EVN has for years claimed losses in a bid to ask for price hikes. Whenever it asks the Government for approval of power tariff rises. Together with some other State-run conglomerates, EVN sought support a fortnight ago to deal with losses triggered by the central bank’s local currency depreciation. The move has stirred a public uproar. That’s not all, though.
EVN is working on plans to change power pricing, which is feared to hit consumers, especially poor ones. EVN is seeking public comments on its plan to change the current progressive pricing system which it says is complicated.

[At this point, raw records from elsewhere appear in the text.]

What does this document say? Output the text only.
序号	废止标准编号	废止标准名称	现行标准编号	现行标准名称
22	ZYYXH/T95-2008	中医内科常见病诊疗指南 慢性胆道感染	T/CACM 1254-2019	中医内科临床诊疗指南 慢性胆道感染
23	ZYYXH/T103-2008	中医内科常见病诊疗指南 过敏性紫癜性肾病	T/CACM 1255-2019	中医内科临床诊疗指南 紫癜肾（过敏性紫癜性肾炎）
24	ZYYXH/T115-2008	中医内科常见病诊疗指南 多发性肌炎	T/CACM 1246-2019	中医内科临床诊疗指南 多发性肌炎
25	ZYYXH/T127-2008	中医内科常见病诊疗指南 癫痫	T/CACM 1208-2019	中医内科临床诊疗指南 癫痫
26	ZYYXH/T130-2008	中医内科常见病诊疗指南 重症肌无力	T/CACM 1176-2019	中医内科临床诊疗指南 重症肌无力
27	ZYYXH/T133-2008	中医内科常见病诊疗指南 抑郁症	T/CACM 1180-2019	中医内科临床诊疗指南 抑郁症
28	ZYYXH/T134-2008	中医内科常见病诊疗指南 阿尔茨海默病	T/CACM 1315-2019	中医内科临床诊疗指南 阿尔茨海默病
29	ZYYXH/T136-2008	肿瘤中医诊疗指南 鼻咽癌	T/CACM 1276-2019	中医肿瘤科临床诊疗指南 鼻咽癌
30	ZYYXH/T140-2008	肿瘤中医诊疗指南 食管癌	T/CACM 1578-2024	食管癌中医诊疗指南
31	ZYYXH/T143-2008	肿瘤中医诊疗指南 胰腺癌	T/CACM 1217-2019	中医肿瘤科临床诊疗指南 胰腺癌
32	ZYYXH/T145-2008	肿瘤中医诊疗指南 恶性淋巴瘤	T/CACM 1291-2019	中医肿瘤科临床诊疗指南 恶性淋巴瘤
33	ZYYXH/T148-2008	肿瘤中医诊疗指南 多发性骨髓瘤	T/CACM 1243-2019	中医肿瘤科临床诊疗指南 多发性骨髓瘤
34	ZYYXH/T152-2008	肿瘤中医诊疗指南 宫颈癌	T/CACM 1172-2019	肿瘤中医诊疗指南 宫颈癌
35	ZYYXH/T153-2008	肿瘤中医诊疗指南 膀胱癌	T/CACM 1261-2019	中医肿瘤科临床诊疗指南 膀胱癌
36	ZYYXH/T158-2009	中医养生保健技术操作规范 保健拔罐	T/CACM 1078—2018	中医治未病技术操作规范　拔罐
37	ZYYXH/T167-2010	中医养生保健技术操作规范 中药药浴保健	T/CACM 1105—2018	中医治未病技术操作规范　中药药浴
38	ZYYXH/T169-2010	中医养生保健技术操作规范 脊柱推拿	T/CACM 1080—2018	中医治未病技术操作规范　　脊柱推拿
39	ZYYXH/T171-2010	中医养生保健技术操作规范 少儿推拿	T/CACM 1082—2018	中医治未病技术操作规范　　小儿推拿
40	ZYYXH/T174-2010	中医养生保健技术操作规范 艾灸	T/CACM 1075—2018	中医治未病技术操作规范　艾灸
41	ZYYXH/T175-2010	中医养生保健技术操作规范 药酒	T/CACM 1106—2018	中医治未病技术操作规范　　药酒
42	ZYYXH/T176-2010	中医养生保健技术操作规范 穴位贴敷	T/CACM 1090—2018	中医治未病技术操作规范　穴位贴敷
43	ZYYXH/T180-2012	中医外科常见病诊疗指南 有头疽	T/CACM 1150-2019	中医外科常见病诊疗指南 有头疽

The power utility has come up with three different ways to charge power consumers. The first is to keep the current six-level system, in which rates range from VND1,484 to VND2,587 per kWh, is kept unchanged. The second is to apply a flat rate, at VND1,747 a kWh, which is the average of the six levels in the progressive pricing system. The last is to keep progressive pricing in place but with fewer levels.
As for the third proposed pricing mechanism, there could be either three or four levels. EVN has five different scenarios for this mechanism in which the price of electricity is determined by the amount of electricity consumed and at a given level of consumption is an associated price per kWh.

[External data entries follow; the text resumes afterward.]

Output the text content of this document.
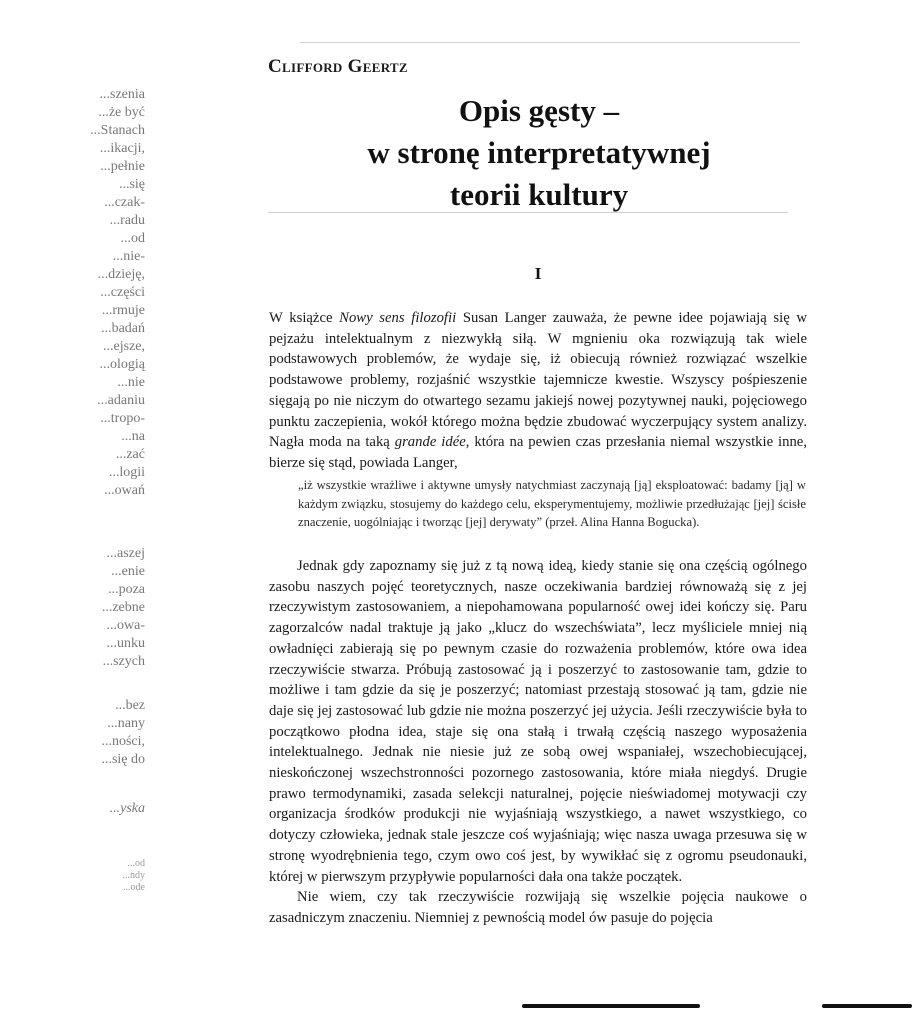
...szenia
...że być
...Stanach
...ikacji,
...pełnie
...się
...czak-
...radu
...od
...nie-
...dzieję,
...części
...rmuje
...badań
...ejsze,
...ologią
...nie
...adaniu
...tropo-
...na
...zać
...logii
...owań
...aszej
...enie
...poza
...zebne
...owa-
...unku
...szych
...bez
...nany
...ności,
...się do
...yska
...od
...ndy
...ode
Clifford Geertz
Opis gęsty –
w stronę interpretatywnej
teorii kultury
I

W książce Nowy sens filozofii Susan Langer zauważa, że pewne idee pojawiają się w pejzażu intelektualnym z niezwykłą siłą. W mgnieniu oka rozwiązują tak wiele podstawowych problemów, że wydaje się, iż obiecują również rozwiązać wszelkie podstawowe problemy, rozjaśnić wszystkie tajemnicze kwestie. Wszyscy pośpieszenie sięgają po nie niczym do otwartego sezamu jakiejś nowej pozytywnej nauki, pojęciowego punktu zaczepienia, wokół którego można będzie zbudować wyczerpujący system analizy. Nagła moda na taką grande idée, która na pewien czas przesłania niemal wszystkie inne, bierze się stąd, powiada Langer,

„iż wszystkie wrażliwe i aktywne umysły natychmiast zaczynają [ją] eksploatować: badamy [ją] w każdym związku, stosujemy do każdego celu, eksperymentujemy, możliwie przedłużając [jej] ścisłe znaczenie, uogólniając i tworząc [jej] derywaty” (przeł. Alina Hanna Bogucka).

Jednak gdy zapoznamy się już z tą nową ideą, kiedy stanie się ona częścią ogólnego zasobu naszych pojęć teoretycznych, nasze oczekiwania bardziej równoważą się z jej rzeczywistym zastosowaniem, a niepohamowana popularność owej idei kończy się. Paru zagorzalców nadal traktuje ją jako „klucz do wszechświata”, lecz myśliciele mniej nią owładnięci zabierają się po pewnym czasie do rozważenia problemów, które owa idea rzeczywiście stwarza. Próbują zastosować ją i poszerzyć to zastosowanie tam, gdzie to możliwe i tam gdzie da się je poszerzyć; natomiast przestają stosować ją tam, gdzie nie daje się jej zastosować lub gdzie nie można poszerzyć jej użycia. Jeśli rzeczywiście była to początkowo płodna idea, staje się ona stałą i trwałą częścią naszego wyposażenia intelektualnego. Jednak nie niesie już ze sobą owej wspaniałej, wszechobiecującej, nieskończonej wszechstronności pozornego zastosowania, które miała niegdyś. Drugie prawo termodynamiki, zasada selekcji naturalnej, pojęcie nieświadomej motywacji czy organizacja środków produkcji nie wyjaśniają wszystkiego, a nawet wszystkiego, co dotyczy człowieka, jednak stale jeszcze coś wyjaśniają; więc nasza uwaga przesuwa się w stronę wyodrębnienia tego, czym owo coś jest, by wywikłać się z ogromu pseudonauki, której w pierwszym przypływie popularności dała ona także początek.

Nie wiem, czy tak rzeczywiście rozwijają się wszelkie pojęcia naukowe o zasadniczym znaczeniu. Niemniej z pewnością model ów pasuje do pojęcia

Level 1 would be VND1,501 per kWh for basic consumption of less than 100 kWh a month, while levels 2 and 3 would be VND1,907 per kWh for consumption of less than 200 kWh a month, and VND2,557 per kWh for less than 300kWh a month.
EVN describes the progressive pricing mechanism as complicated, in which the more power people consume, the higher the rates are. The flat rate of VND1,747 a kWh, however, would upset consumers who use fewer than 240 kWh a month, as they could no longer enjoy the low rate of VND1,484 and VND1,533 a kWh. Such pricing would benefit large electricity consumers but hurt low-income earners, according to EVN.

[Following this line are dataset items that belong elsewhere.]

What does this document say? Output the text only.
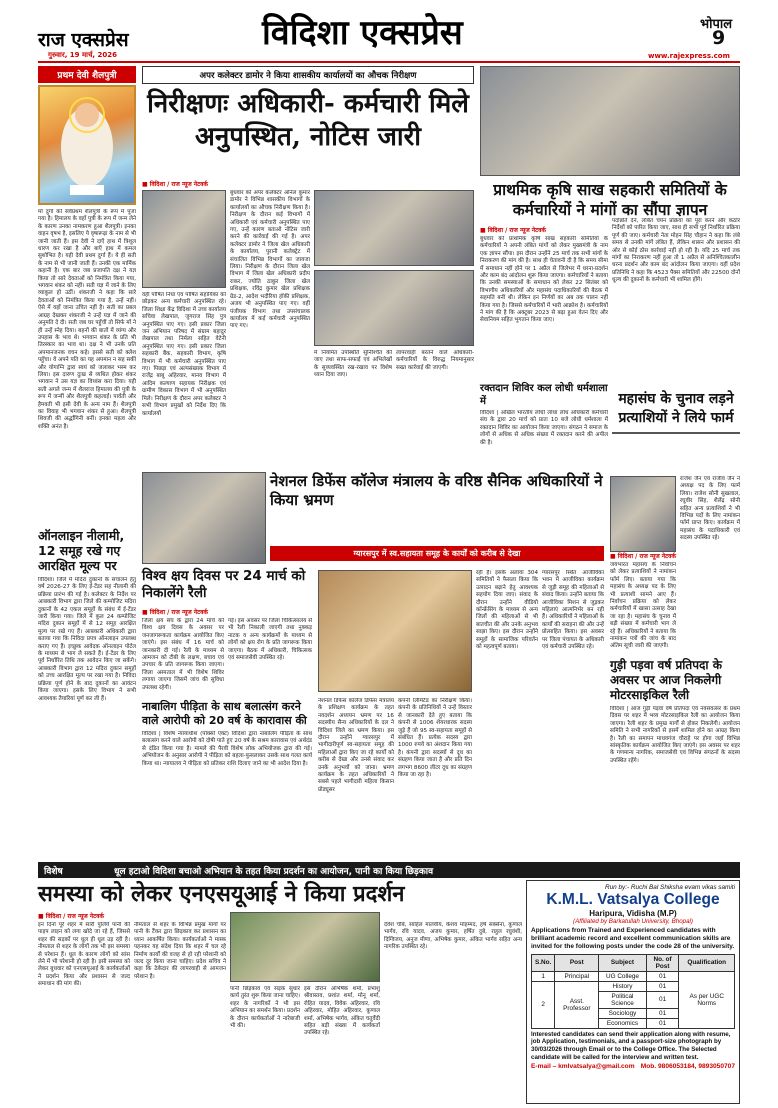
राज एक्सप्रेस
गुरुवार, 19 मार्च, 2026
विदिशा एक्सप्रेस	भोपाल
9
www.rajexpress.com
प्रथम देवी शैलपुत्री
माँ दुर्गा को सर्वप्रथम शैलपुत्री के रूप में पूजा गया है। हिमालय के वहाँ पुत्री के रूप में जन्म लेने के कारण उनका नामकरण हुआ शैलपुत्री। इनका वाहन वृषभ है, इसलिए ये वृषारूढ़ा के नाम से भी जानी जाती हैं। इस देवी ने दाएँ हाथ में त्रिशूल धारण कर रखा है और बाएँ हाथ में कमल सुशोभित है। यही देवी प्रथम दुर्गा हैं। ये ही सती के नाम से भी जानी जाती हैं। उनकी एक मार्मिक कहानी है। एक बार जब प्रजापति दक्ष ने यज्ञ किया तो सारे देवताओं को निमंत्रित किया गया, भगवान शंकर को नहीं। सती यज्ञ में जाने के लिए व्याकुल हो उठीं। शंकरजी ने कहा कि सारे देवताओं को निमंत्रित किया गया है, उन्हें नहीं। ऐसे में वहाँ जाना उचित नहीं है। सती का प्रबल आग्रह देखकर शंकरजी ने उन्हें यज्ञ में जाने की अनुमति दे दी। सती जब घर पहुँचीं तो सिर्फ माँ ने ही उन्हें स्नेह दिया। बहनों की बातों में व्यंग्य और उपहास के भाव थे। भगवान शंकर के प्रति भी तिरस्कार का भाव था। दक्ष ने भी उनके प्रति अपमानजनक वचन कहे। इससे सती को क्लेश पहुँचा। वे अपने पति का यह अपमान न सह सकीं और योगाग्नि द्वारा स्वयं को जलाकर भस्म कर लिया। इस दारुण दुःख से व्यथित होकर शंकर भगवान ने उस यज्ञ का विध्वंस करा दिया। यही सती अगले जन्म में शैलराज हिमालय की पुत्री के रूप में जन्मीं और शैलपुत्री कहलाईं। पार्वती और हैमवती भी इसी देवी के अन्य नाम हैं। शैलपुत्री का विवाह भी भगवान शंकर से हुआ। शैलपुत्री शिवजी की अर्द्धांगिनी बनीं। इनका महत्व और शक्ति अनंत है।
अपर कलेक्टर डामोर ने किया शासकीय कार्यालयों का औचक निरीक्षण
निरीक्षणः अधिकारी- कर्मचारी मिले अनुपस्थित, नोटिस जारी
■ विदिशा / राज न्यूज नेटवर्क
बुधवार को अपर कलेक्टर अनिल कुमार डामोर ने विभिन्न शासकीय विभागों के कार्यालयों का औचक निरीक्षण किया है। निरीक्षण के दौरान कई विभागों में अधिकारी एवं कर्मचारी अनुपस्थित पाए गए, उन्हें कारण बताओ नोटिस जारी करने की कार्रवाई की गई है। अपर कलेक्टर डामोर ने जिला खेल अधिकारी के कार्यालय, पुरानी कलेक्ट्रेट में संचालित विभिन्न विभागों का जायजा लिया। निरीक्षण के दौरान जिला खेल विभाग में जिला खेल अधिकारी प्रदीप राकर, ज्योति ठाकुर जिला खेल प्रशिक्षक, रविंद्र कुमार खेल प्रशिक्षक ग्रेड-2, आदेश भदौरिया हॉकी प्रशिक्षक, अजय भी अनुपस्थित पाए गए। वहीं पंजीयक विभाग तथा उपसंचालक कार्यालय में कई कर्मचारी अनुपस्थित पाए गए।
वहीं पोषित निधा एवं पोषित सहायिका को छोड़कर अन्य कर्मचारी अनुपस्थित रहे। जिला शिक्षा केंद्र विदिशा में उच्च कार्यालय सचिवा लेखपाल, जुगराज सिंह पुत्र अनुपस्थित पाए गए। इसी प्रकार जिला जन अभियान परिषद में संग्राम बहादुर लेखपाल तथा निर्मला सहित वेटेनी अनुपस्थित पाए गए। इसी प्रकार जिला सहकारी बैंक, सहकारी विभाग, कृषि विभाग में भी कर्मचारी अनुपस्थित पाए गए। पिछड़ा एवं अल्पसंख्यक विभाग में राजेंद्र बाबू अहिरवार, मानव विभाग में आदिम कल्याण सहायक निरीक्षक एवं ग्रामीण विकास विभाग में भी अनुपस्थित मिले। निरीक्षण के दौरान अपर कलेक्टर ने सभी विभाग प्रमुखों को निर्देश दिए कि कार्यालयों
में नियमित उपस्थिति सुनिश्चित की जाए तथा साफ-सफाई एवं अभिलेखों के सुव्यवस्थित रख-रखाव पर विशेष ध्यान दिया जाए।
लापरवाही बरतने वाले अधिकारी-कर्मचारियों के विरुद्ध नियमानुसार सख्त कार्रवाई की जाएगी।
प्राथमिक कृषि साख सहकारी समितियों के कर्मचारियों ने मांगों का सौंपा ज्ञापन
■ विदिशा / राज न्यूज नेटवर्क
बुधवार को प्राथमिक कृषि साख सहकारी समितियों के कर्मचारियों ने अपनी लंबित मांगों को लेकर मुख्यमंत्री के नाम एक ज्ञापन सौंपा। इस दौरान उन्होंने 25 मार्च तक सभी मांगों के निराकरण की मांग की है। साथ ही चेतावनी दी है कि समय सीमा में समाधान नहीं होने पर 1 अप्रैल से जिलेभर में धरना-प्रदर्शन और काम बंद आंदोलन शुरू किया जाएगा। कर्मचारियों ने बताया कि उनकी समस्याओं के समाधान को लेकर 22 सितंबर को विभागीय अधिकारियों और महासंघ पदाधिकारियों की बैठक में सहमति बनी थी। लेकिन इन निर्णयों का अब तक पालन नहीं किया गया है। जिससे कर्मचारियों में भारी आक्रोश है। कर्मचारियों ने मांग की है कि अक्टूबर 2023 से बढ़ा हुआ वेतन दिए और सेवानियम सहित भुगतान किया जाए।
पदोन्नति देने, लंबित चयन प्रक्रिया को पूरा करने और कठोर निर्देशों को पारित किया जाए, साथ ही सभी पूर्व निर्धारित प्रक्रिया पूर्ण की जाए। कर्मचारी नेता मोहन सिंह चौहान ने कहा कि लंबे समय से उनकी मांगें लंबित हैं, लेकिन शासन और प्रशासन की ओर से कोई ठोस कार्रवाई नहीं हो रही है। यदि 25 मार्च तक मांगों का निराकरण नहीं हुआ तो 1 अप्रैल से अनिश्चितकालीन धरना प्रदर्शन और काम बंद आंदोलन किया जाएगा। वहीं प्रदेश प्रतिनिधि ने कहा कि 4523 पैक्स समितियों और 22500 दोनों धूल्य की दुकानों के कर्मचारी भी शामिल होंगे।
रक्तदान शिविर कल लोधी धर्मशाला में
विदिशा | अखिल भारतीय लोधी लोधा लोध अधिकारी कर्मचारी संघ के द्वारा 20 मार्च को प्रातः 10 बजे लोधी धर्मशाला में रक्तदान शिविर का आयोजन किया जाएगा। संगठन ने समाज के लोगों से अधिक से अधिक संख्या में रक्तदान करने की अपील की है।
महासंघ के चुनाव लड़ने प्रत्याशियों ने लिये फार्म
ऑनलाइन नीलामी, 12 समूह रखे गए आरक्षित मूल्य पर
विदिशा। जिले में मदिरा दुकानों के संचालन हेतु वर्ष 2026-27 के लिए ई-टेंडर सह नीलामी की प्रक्रिया प्रारंभ की गई है। कलेक्टर के निर्देश पर आबकारी विभाग द्वारा जिले की कम्पोजिट मदिरा दुकानों के 42 एकल समूहों के संबंध में ई-टेंडर जारी किया गया। जिले में कुल 24 कम्पोजिट मदिरा दुकान समूहों में से 12 समूह आरक्षित मूल्य पर रखे गए हैं। आबकारी अधिकारी द्वारा बताया गया कि निविदा प्रपत्र ऑनलाइन उपलब्ध कराए गए हैं। इच्छुक आवेदक ऑनलाइन पोर्टल के माध्यम से भाग ले सकते हैं। ई-टेंडर के लिए पूर्व निर्धारित तिथि तक आवेदन किए जा सकेंगे। आबकारी विभाग द्वारा 12 मदिरा दुकान समूहों को उच्च आरक्षित मूल्य पर रखा गया है। निविदा प्रक्रिया पूर्ण होने के बाद दुकानों का आवंटन किया जाएगा। इसके लिए विभाग ने सभी आवश्यक तैयारियां पूर्ण कर ली हैं।
नेशनल डिफेंस कॉलेज मंत्रालय के वरिष्ठ सैनिक अधिकारियों ने किया भ्रमण
ग्यारसपुर में स्व.सहायता समूह के कार्यों को करीब से देखा
विश्व क्षय दिवस पर 24 मार्च को निकालेंगे रैली
■ विदिशा / राज न्यूज नेटवर्क
जिला क्षय संघ के द्वारा 24 मार्च को विश्व क्षय दिवस के अवसर पर जनजागरूकता कार्यक्रम आयोजित किए जाएंगे। इस संबंध में 16 मार्च को जानकारी दी गई। रैली के माध्यम से आमजन को टीबी के लक्षण, बचाव एवं उपचार के प्रति जागरूक किया जाएगा। जिला अस्पताल में भी विशेष शिविर लगाया जाएगा जिसमें जांच की सुविधा उपलब्ध रहेगी।
गई। इस अवसर पर जिला चिकित्सालय से भी रैली निकाली जाएगी तथा नुक्कड़ नाटक व अन्य कार्यक्रमों के माध्यम से लोगों को क्षय रोग के प्रति जागरूक किया जाएगा। बैठक में अधिकारी, चिकित्सक एवं समाजसेवी उपस्थित रहे।
रही है। इसके अलावा 304 समितियों ने फैसला किया कि उत्पादन बढ़ाने हेतु आवश्यक सहयोग दिया जाए। संवाद के दौरान उन्होंने वीडियो कॉन्फ्रेंसिंग के माध्यम से अन्य जिलों की महिलाओं से भी बातचीत की और उनके अनुभव साझा किए। इस दौरान उन्होंने समूहों के सामाजिक परिवर्तन को महत्वपूर्ण बताया।
ग्यारसपुर स्थित आजीविका भवन में आजीविका कार्यक्रम से जुड़ी समूह की महिलाओं से संवाद किया। उन्होंने बताया कि आजीविका मिशन से जुड़कर महिलाएं आत्मनिर्भर बन रही हैं। अधिकारियों ने महिलाओं के कार्यों की सराहना की और उन्हें प्रोत्साहित किया। इस अवसर पर जिला पंचायत के अधिकारी एवं कर्मचारी उपस्थित रहे।
नाबालिग पीड़िता के साथ बलात्संग करने वाले आरोपी को 20 वर्ष के कारावास की
विदिशा | विशेष न्यायाधीश (पॉक्सो एक्ट) विदिशा द्वारा नाबालिग पीड़िता के साथ बलात्संग करने वाले आरोपी को दोषी पाते हुए 20 वर्ष के सश्रम कारावास एवं अर्थदंड से दंडित किया गया है। मामले की पैरवी विशेष लोक अभियोजक द्वारा की गई। अभियोजन के अनुसार आरोपी ने पीड़िता को बहला-फुसलाकर उसके साथ गलत कार्य किया था। न्यायालय ने पीड़िता को प्रतिकर राशि दिलाए जाने का भी आदेश दिया है।
नेशनल डिफेंस कॉलेज डिफेंस मंत्रालय के प्रशिक्षण कार्यक्रम के तहत नवदर्शन अध्ययन भ्रमण पर 16 सदस्यीय सैन्य अधिकारियों के दल ने विदिशा जिले का भ्रमण किया। इस दौरान उन्होंने ग्यारसपुर में भागीदारीपूर्ण स्व-सहायता समूह की महिलाओं द्वारा किए जा रहे कार्यों को करीब से देखा और उनसे संवाद कर उनके अनुभवों को जाना। भ्रमण कार्यक्रम के तहत अधिकारियों ने सबसे पहले भागीदारी महिला किसान प्रोड्यूसर
कंपनी लिमिटेड का निरीक्षण किया। कंपनी के प्रतिनिधियों ने उन्हें विस्तार से जानकारी देते हुए बताया कि कंपनी से 1006 शेयरधारक सदस्य जुड़े हैं जो 95 स्व-सहायता समूहों से संबंधित हैं। प्रत्येक सदस्य द्वारा 1000 रुपये का अंशदान किया गया है। कंपनी द्वारा सदस्यों से दूध का संग्रहण किया जाता है और प्रति दिन लगभग 8600 लीटर दूध का संग्रहण किया जा रहा है।
■ विदिशा / राज न्यूज नेटवर्क
जयभारत महासंघ के निर्वाचन को लेकर प्रत्याशियों ने नामांकन फॉर्म लिए। बताया गया कि महासंघ के अध्यक्ष पद के लिए भी प्रत्याशी सामने आए हैं। निर्वाचन प्रक्रिया को लेकर कर्मचारियों में खासा उत्साह देखा जा रहा है। महासंघ के चुनाव में बड़ी संख्या में कर्मचारी भाग ले रहे हैं। अधिकारियों ने बताया कि नामांकन पत्रों की जांच के बाद अंतिम सूची जारी की जाएगी।
राजेश जैन एवं राजीव जैन ने अध्यक्ष पद के लिए फार्म लिया। राजेश सोनी सुखलाल, रघुवीर सिंह, शैलेंद्र सोनी सहित अन्य प्रत्याशियों ने भी विभिन्न पदों के लिए नामांकन फॉर्म प्राप्त किए। कार्यक्रम में महासंघ के पदाधिकारी एवं सदस्य उपस्थित रहे।
गुड़ी पड़वा वर्ष प्रतिपदा के अवसर पर आज निकलेगी मोटरसाइकिल रैली
विदिशा | आज गुड़ी पड़वा वर्ष प्रतिपदा एवं नवसंवत्सर के प्रथम दिवस पर शहर में भव्य मोटरसाइकिल रैली का आयोजन किया जाएगा। रैली शहर के प्रमुख मार्गों से होकर निकलेगी। आयोजन समिति ने सभी नागरिकों से इसमें शामिल होने का आग्रह किया है। रैली का समापन माधवगंज चौराहे पर होगा जहाँ विभिन्न सांस्कृतिक कार्यक्रम आयोजित किए जाएंगे। इस अवसर पर शहर के गणमान्य नागरिक, समाजसेवी एवं विभिन्न संगठनों के सदस्य उपस्थित रहेंगे।
विशेष	धूल हटाओ विदिशा बचाओ अभियान के तहत किया प्रदर्शन का आयोजन, पानी का किया छिड़काव
समस्या को लेकर एनएसयूआई ने किया प्रदर्शन
■ विदिशा / राज न्यूज नेटवर्क
इन दिनों पूरे शहर में सारी पुलिये पानी की पाइप लाइन को लगा खोदे जा रहे हैं, जिससे शहर की सड़कों पर धूल ही धूल उड़ रही है। नीमताल से शहर के लोगों तक भी इस समस्या से परेशान हैं। धूल के कारण लोगों को सांस लेने में भी परेशानी हो रही है। इसी समस्या को लेकर बुधवार को एनएसयूआई के कार्यकर्ताओं ने प्रदर्शन किया और प्रशासन से जल्द समाधान की मांग की।
नीमताल से शहर के विभिन्न प्रमुख मार्गों पर पानी के टैंकर द्वारा छिड़काव कर प्रशासन का ध्यान आकर्षित किया। कार्यकर्ताओं ने मास्क पहनकर यह संदेश दिया कि शहर में चल रहे निर्माण कार्यों की वजह से हो रही परेशानी को जल्द दूर किया जाना चाहिए। प्रदेश सचिव ने कहा कि ठेकेदार की लापरवाही से आमजन परेशान है।
पानी छिड़काव एवं सड़क सुधार कार्य तुरंत शुरू किया जाना चाहिए। शहर के नागरिकों ने भी इस अभियान का समर्थन किया। प्रदर्शन के दौरान कार्यकर्ताओं ने नारेबाजी भी की।
इस दौरान अभिषेक शर्मा, प्रभांशु श्रीवास्तव, प्रशांत शर्मा, मोनू शर्मा, रोहित यादव, विवेक अहिरवार, रवि अहिरवार, मोहित अहिरवार, कुणाल शर्मा, अभिषेक भार्गव, अंकित चतुर्वेदी सहित बड़ी संख्या में कार्यकर्ता उपस्थित रहे।
देवेश चौबे, साहिल मालवीय, केशव मोहम्मद, हर्ष सक्सेना, कुणाल भार्गव, रवि यादव, अजय कुमार, हर्षित दुबे, राहुल रघुवंशी, दिग्विजय, अनुज मीणा, अभिषेक कुमार, अंकित भार्गव सहित अन्य नागरिक उपस्थित रहे।
Run by:- Ruchi Bal Shiksha evam vikas samiti
K.M.L. Vatsalya College
Haripura, Vidisha (M.P)
(Affiliated by Barkatullah University, Bhopal)
Applications from Trained and Experienced candidates with brilliant academic record and excellent communication skills are invited for the following posts under the code 28 of the university.
S.No.	Post	Subject	No. of Post	Qualification
1	Principal	UG College	01	As per UGC Norms
2	Asst. Professor	History	01	
		Political Science	01	
		Sociology	01	
		Economics	01	
Interested candidates can send their application along with resume, job Application, testimonials, and a passport-size photograph by 30/03/2026 through Email or to the College Office. The Selected candidate will be called for the interview and written test.
E-mail – kmlvatsalya@gmail.com Mob. 9806053184, 9893050707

The plan has come under fire. Many people have cast doubt as EVN, with its monopolistic power, never think about the interests of poor consumers. Economic experts, meanwhile, have also strongly protested against the plan because of a lack of transparency.
Experts in pricing and economics at a conference on Wednesday said they preferred the current progressive pricing mechanism to a flat pricing one proposed by EVN.
An official from the Ministry of Industry and Trade is quoted by Tuoi Tre newspaper that EVN should ensure that it would adopt a pricing system that does not affect needy and low-income consumers, while encouraging people to save energy. But the three proposed methods show that EVN wants people use more but pay less.
A calculation by the newspaper shows that those using more than 300 kWh a month would pay less than they do currently if the flat rate or three-level pricing scheme is applied, whereas those with consumption of 0 to 300 kWh would pay more.
“The flat rate would hurt low-income earners and would not encourage energy saving as the price is the same for both small and large power consumers,” the trade ministry official says. Users would not have to care about how much power they use, which would lead to rising electricity demand, he adds.
Ngo Tri Long, former president of the price management institute under the Ministry of Finance, disapproves of the three options proposed by EVN. The first
would keep the current pricing method in place, which has been objected by the public while
the Ministry of Finance has urged change. The same-rate mechanism seems unworkable as the poor would be forced to share electricity bills with the rich
as in the second option. The third option, meanwhile, still sticks to the average price of VND1,747 a kWh, above the current VND1,622.
Vice chairman of the National Assembly’s Economic Committee Nguyen Duc Kien says on baodatviet.vn that any options should be in the interests of the majority. Consumers who used over 400 kWh per month account for less than 5% of the total while those consuming less than 100 kW are usually low-income earners.
Nguyen Dinh Cung, president of the Central Institute for Economic Management (CIEM), stresses that EVN is a business, not an authority, so it could not fix prices for the industry. The issue must be clarified because people may misunderstand that EVN is a State agency responsible for power pricing.